IntelBroker, zjj, and EnergyWeaponUser are Allegedly Selling the Data of Hewlett Packard Enterprise (HPE)

Quick Facts

Victim Organization: Hewlett Packard Enterprise (HPE)
Victim Country: USA
Industry: Technology
Reported Breach Date: January 16, 2025
Threat Actor: IntelBroker, zjj, EnergyWeaponUser
Type of Attack: Data Breach
Claim: https://breachforums.st/Thread-SELLING-Hewlett-Packet-Enterprise
Data Exfiltrated: Private GitHub repositories, Docker builds, SAP Hybris, certificates (private and public keys), product source codes, API access credentials, WePay integration, self-hosted GitHub repositories, and user PII.

Description

The threat actor known as IntelBroker has claimed responsibility for a significant breach involving Hewlett Packard Enterprise (HPE). According to their post on a darknet forum, the actor has gained access to critical systems and exfiltrated data over a two-day period. The compromised information reportedly includes private repositories, development environments, and sensitive user information.

The evidence shared includes:

Source code repositories for proprietary technologies like Zerto and iLO.
API and WePay access credentials.
Certificates used in public and private infrastructure setups.
Personally identifiable information (PII) for past customers.

The post also highlights screenshots of internal systems and documentation to support their claims.

Compromised Data

Private Repositories: GitHub-hosted and self-hosted repositories containing sensitive product development details.
Certificates: Public and private keys used in HPE’s services.
User PII: Data on old customer deliveries, including names, addresses, and other identifiers.
Integration Details: API systems and WePay payment gateway access.
Other Data: SAP Hybris documentation, Docker builds, and proprietary codebases.

Details

The actor claims they were able to connect to several HPE services, extracting highly sensitive data over the span of two days. IntelBroker, known for targeting large enterprises, has shared screenshots that allegedly demonstrate access to backend systems and API endpoints.
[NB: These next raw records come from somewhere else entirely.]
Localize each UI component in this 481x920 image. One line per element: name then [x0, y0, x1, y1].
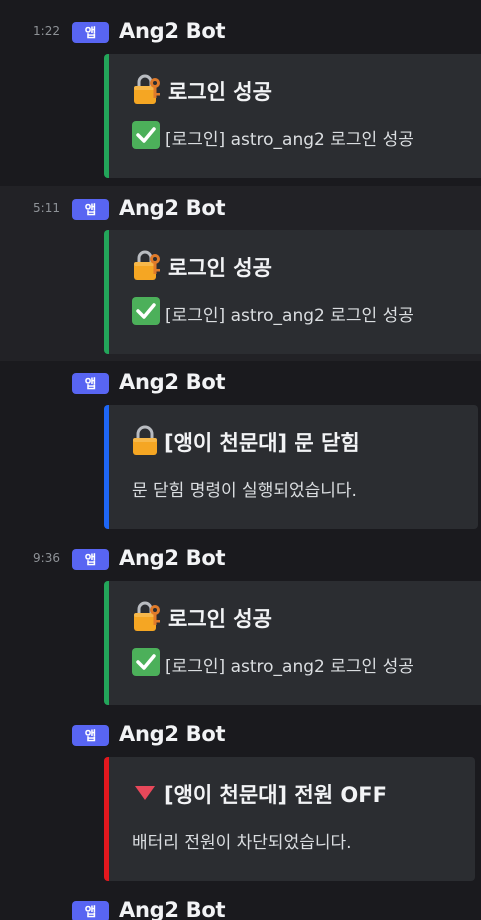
lock-icon [132, 424, 158, 461]
message: 앱 Ang2 Bot [0, 888, 481, 920]
message-header: 앱 Ang2 Bot [0, 718, 481, 752]
embed: 로그인 성공 [로그인] astro_ang2 로그인 성공 [104, 230, 481, 354]
message-header: 앱 Ang2 Bot [0, 894, 481, 920]
embed: [앵이 천문대] 문 닫힘 문 닫힘 명령이 실행되었습니다. [104, 405, 478, 529]
message: 앱 Ang2 Bot [앵이 천문대] 전원 OFF 배터리 전원이 차단되었습… [0, 712, 481, 888]
message: 앱 Ang2 Bot [앵이 천문대] 문 닫힘 문 닫힘 명령이 실행되었습니… [0, 361, 481, 536]
app-badge: 앱 [72, 725, 109, 746]
author-name[interactable]: Ang2 Bot [119, 898, 226, 920]
app-badge: 앱 [72, 901, 109, 920]
message-header: 1:22 앱 Ang2 Bot [0, 15, 481, 49]
app-badge: 앱 [72, 22, 109, 43]
embed-accent-bar [104, 581, 109, 705]
message: 1:22 앱 Ang2 Bot 로그인 성공 [로그인] astro_ang2 … [0, 0, 481, 186]
author-name[interactable]: Ang2 Bot [119, 722, 226, 746]
embed: [앵이 천문대] 전원 OFF 배터리 전원이 차단되었습니다. [104, 757, 475, 881]
author-name[interactable]: Ang2 Bot [119, 19, 226, 43]
check-mark-icon [132, 120, 160, 154]
red-down-triangle-icon [132, 779, 158, 810]
embed: 로그인 성공 [로그인] astro_ang2 로그인 성공 [104, 581, 481, 705]
lock-with-key-icon [132, 73, 162, 110]
embed-description-text: [로그인] astro_ang2 로그인 성공 [165, 305, 414, 326]
author-name[interactable]: Ang2 Bot [119, 546, 226, 570]
timestamp[interactable]: 9:36 [33, 551, 60, 565]
embed-title-text: 로그인 성공 [168, 607, 272, 631]
embed-title: 로그인 성공 [132, 601, 272, 635]
app-badge: 앱 [72, 199, 109, 220]
embed-description-text: 배터리 전원이 차단되었습니다. [132, 832, 352, 853]
embed-accent-bar [104, 757, 109, 881]
lock-with-key-icon [132, 600, 162, 637]
message-header: 앱 Ang2 Bot [0, 366, 481, 400]
message-header: 5:11 앱 Ang2 Bot [0, 192, 481, 226]
app-badge: 앱 [72, 549, 109, 570]
embed-accent-bar [104, 230, 109, 354]
embed-description-text: 문 닫힘 명령이 실행되었습니다. [132, 480, 357, 501]
message-header: 9:36 앱 Ang2 Bot [0, 542, 481, 576]
message: 9:36 앱 Ang2 Bot 로그인 성공 [로그인] astro_ang2 … [0, 536, 481, 718]
embed-title-text: 로그인 성공 [168, 256, 272, 280]
embed-description: [로그인] astro_ang2 로그인 성공 [132, 647, 414, 681]
lock-with-key-icon [132, 249, 162, 286]
embed-accent-bar [104, 405, 109, 529]
app-badge: 앱 [72, 373, 109, 394]
timestamp[interactable]: 1:22 [33, 24, 60, 38]
message: 5:11 앱 Ang2 Bot 로그인 성공 [로그인] astro_ang2 … [0, 186, 481, 361]
embed-title: [앵이 천문대] 전원 OFF [132, 777, 387, 811]
embed-description: 문 닫힘 명령이 실행되었습니다. [132, 473, 357, 503]
embed-title: 로그인 성공 [132, 250, 272, 284]
embed-description: 배터리 전원이 차단되었습니다. [132, 825, 352, 855]
embed-title-text: 로그인 성공 [168, 80, 272, 104]
embed-accent-bar [104, 54, 109, 178]
embed-title-text: [앵이 천문대] 전원 OFF [164, 783, 387, 807]
embed-description: [로그인] astro_ang2 로그인 성공 [132, 296, 414, 330]
embed: 로그인 성공 [로그인] astro_ang2 로그인 성공 [104, 54, 481, 178]
check-mark-icon [132, 296, 160, 330]
embed-description: [로그인] astro_ang2 로그인 성공 [132, 120, 414, 154]
author-name[interactable]: Ang2 Bot [119, 370, 226, 394]
embed-description-text: [로그인] astro_ang2 로그인 성공 [165, 656, 414, 677]
embed-title: 로그인 성공 [132, 74, 272, 108]
timestamp[interactable]: 5:11 [33, 201, 60, 215]
embed-title-text: [앵이 천문대] 문 닫힘 [164, 431, 360, 455]
check-mark-icon [132, 647, 160, 681]
embed-title: [앵이 천문대] 문 닫힘 [132, 425, 360, 459]
author-name[interactable]: Ang2 Bot [119, 196, 226, 220]
embed-description-text: [로그인] astro_ang2 로그인 성공 [165, 129, 414, 150]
The post highlights the compromise of services critical to HPE's operations:

Integration Systems: Details about SAP Hybris and internal workflow integrations were exposed.
Access Credentials: Leaked passwords and user credentials suggest a potential for further exploitation.
API Access: Compromised endpoints could allow additional data exfiltration or disruption.

Implications

This breach could have far-reaching consequences:

Intellectual Property Theft: Exposure of product source codes for technologies like Zerto and iLO risks competitors gaining access to HPE's proprietary solutions.
Customer Trust: Leaked customer PII and delivery records could damage HPE’s reputation among its clients.
Operational Disruption: With access to API systems and certificates, threat actors might exploit vulnerabilities to disrupt HPE’s services.

Recommendations for Hewlett Packard Enterprise

Incident Response: Immediately assess the extent of the breach and mitigate further access.
Credential Management: Revoke and rotate all API keys, certificates, and access credentials.
Data Security Audit: Conduct a comprehensive review of security controls in repositories, development systems, and APIs.
Customer Notification: Alert affected customers about the breach and provide resources for data protection.
Threat Monitoring: Monitor dark web forums for further postings or transactions related to the compromised data.

Conclusion

This breach highlights the persistent threat posed by advanced threat actors targeting major enterprises. HPE's compromised repositories, certificates, and user data present significant risks to their operations and customer trust. The organization must act swiftly to address vulnerabilities, secure systems, and minimize potential fallout.